And so my only real family existed with Mrs Kenyon, her husband and
their grocery store, in which I practically lived from the moment my
mother passed away. My official residence still existed where my father
lived and I did try to care for him when I was old enough by bringing
him supplies sometimes paid for, sometimes donated by the Kenyons. Mrs
Kenyon also attempted both moral and medical help, which was very
rarely accepted.
My father did not take kindly to foreign entrance into his own private
desolation, even by his son, and, unless only half conscious as he
often was, accepted help and care sometimes with indifferent
irritation, other times with hostile aggravation. He still owned land
in the area, one of the main reasons he and my mother resided in
Westfield in the first place, and this, along with sporadic charitable
efforts by others kept him afloat on his alcoholic island without
seeing him sink into drowned oblivion.
Times with him were often too difficult to stand, and were it not for
his overall apathy, his hostile outbursts would no doubt have been more
frequent and violent. This new resentment, or maybe it had always been
there, that my father had for me generated an overall lack of
interaction between us, however, such actions were thankfully not
echoed by the other members of the town and while I lost my biological
parents, I gained something else from outside.

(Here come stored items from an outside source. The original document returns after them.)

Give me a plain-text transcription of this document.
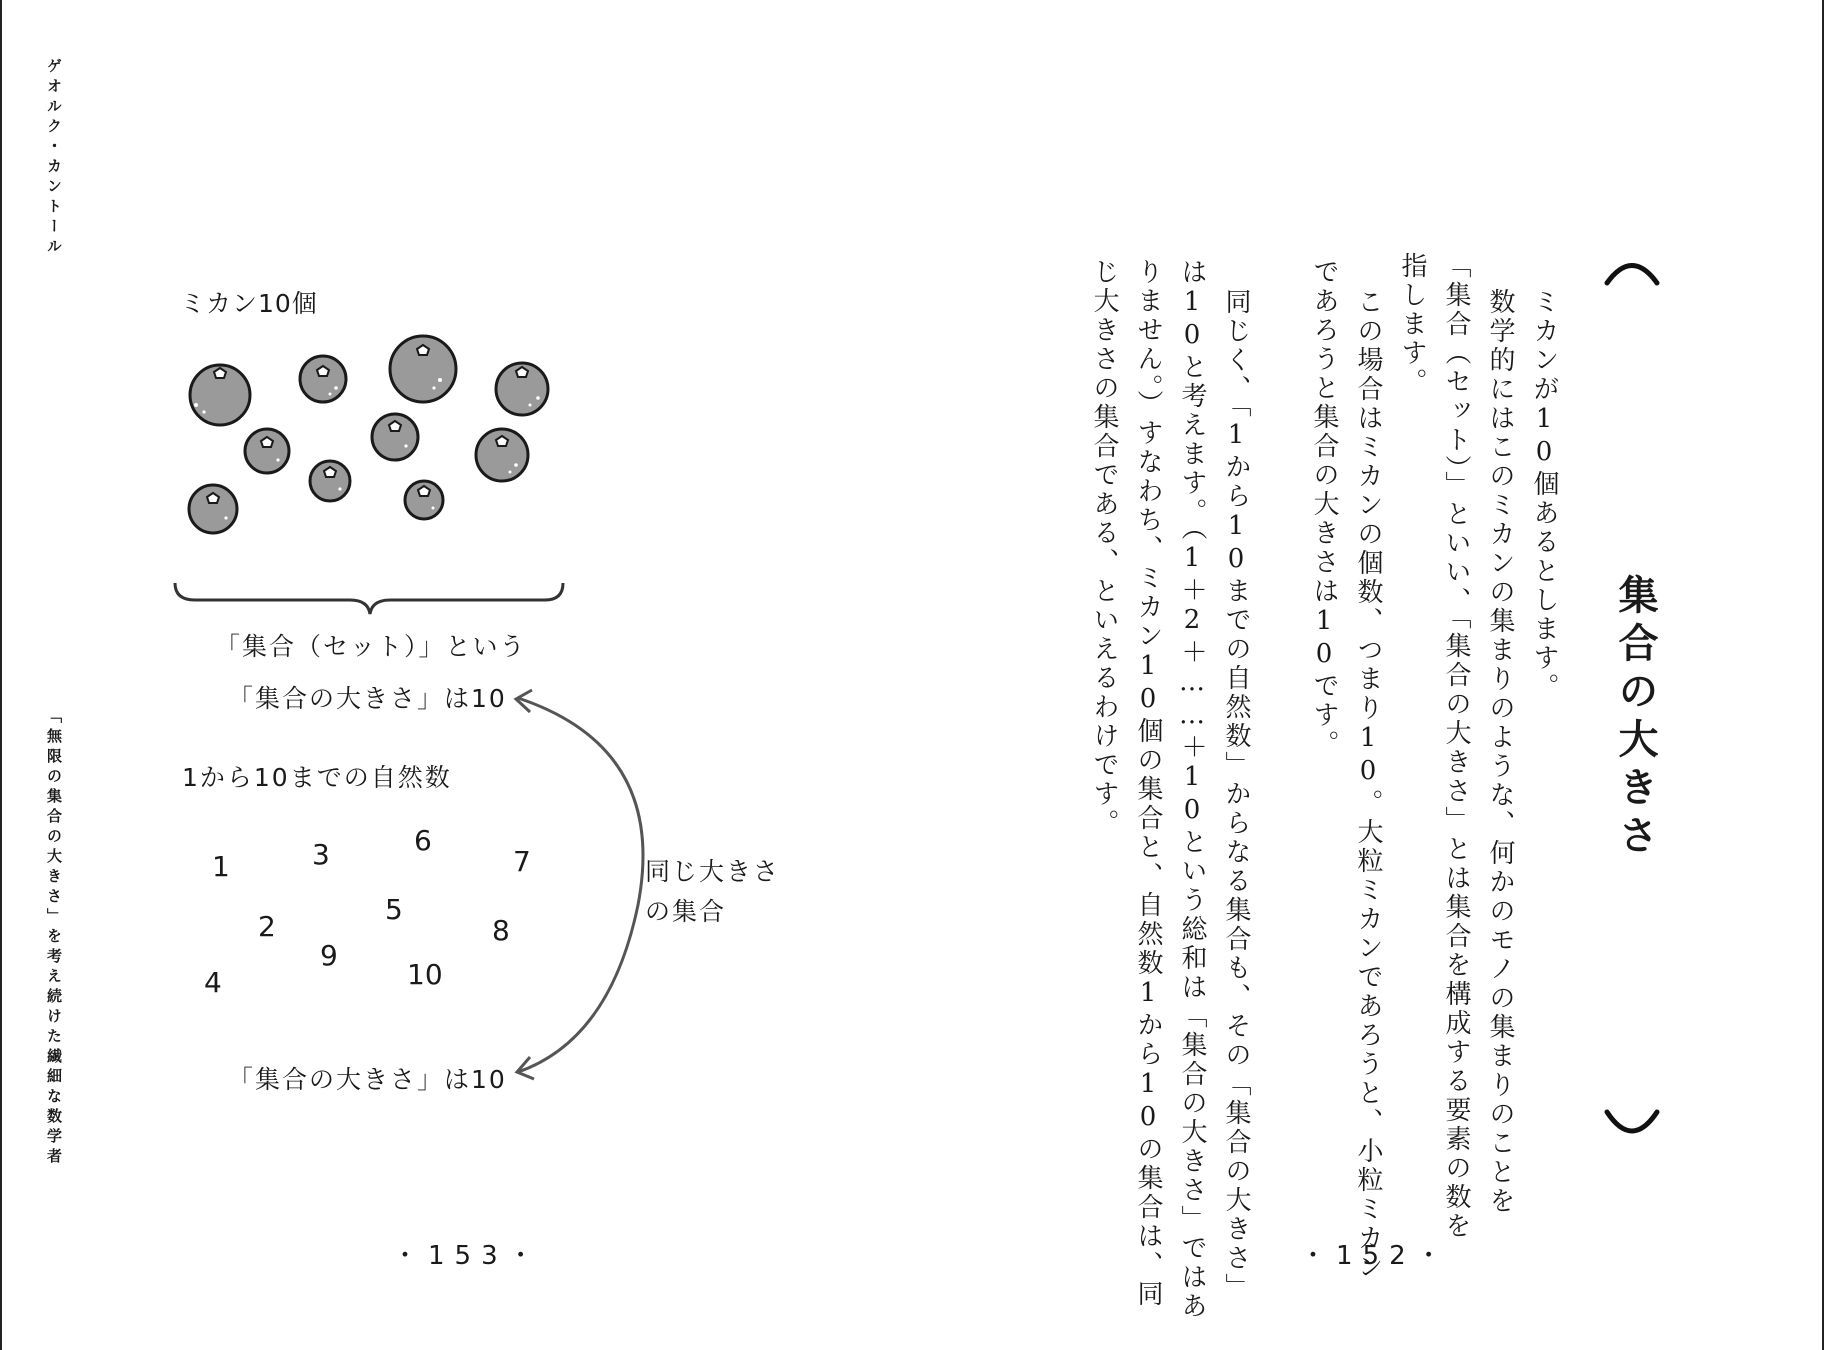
ゲオルク・カントール
「無限の集合の大きさ」を考え続けた繊細な数学者
ミカン10個
「集合（セット）」という
「集合の大きさ」は10
1から10までの自然数
1
2
3
4
5
6
7
8
9
10
同じ大きさ
の集合
「集合の大きさ」は10
集合の大きさ
ミカンが10個あるとします。
数学的にはこのミカンの集まりのような、何かのモノの集まりのことを
「集合（セット）」といい、「集合の大きさ」とは集合を構成する要素の数を
指します。
この場合はミカンの個数、つまり10。大粒ミカンであろうと、小粒ミカン
であろうと集合の大きさは10です。
同じく、「1から10までの自然数」からなる集合も、その「集合の大きさ」
は10と考えます。（1＋2＋……＋10という総和は「集合の大きさ」ではあ
りません。）すなわち、ミカン10個の集合と、自然数1から10の集合は、同
じ大きさの集合である、といえるわけです。
・153・	・152・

The majority of my time was spent in the Kenyon's store, whether
working, studying or otherwise employed, mainly in observing for myself
the town as Edith described it to me. Aspects of the Westfield life and
people were introduced to me and became more apparent much earlier than
I believe would have been possible had I not been positioned as I was,
in the centre. The store was the main retail outlet for most of the
townsfolk, and the personal and communal histories introduced to me
through personal experience and Edith's stories would no doubt have
remained elusive until stumbled upon later in life if I had not been to
introduced to them first-hand.
Working in the store, I had my own observations to intermingle with
Edith's words, accounting actions to possible motives, dialogue to
underlying meanings or hostilities. And, due to the dual mechanism of
my perceptions and integration, both by Edith's descriptions and my own
interpretations and interactions, I became to feel one with the town
and its people, accepted, belonging - a part of its present and its
future borne though a knowledge and understanding of its past.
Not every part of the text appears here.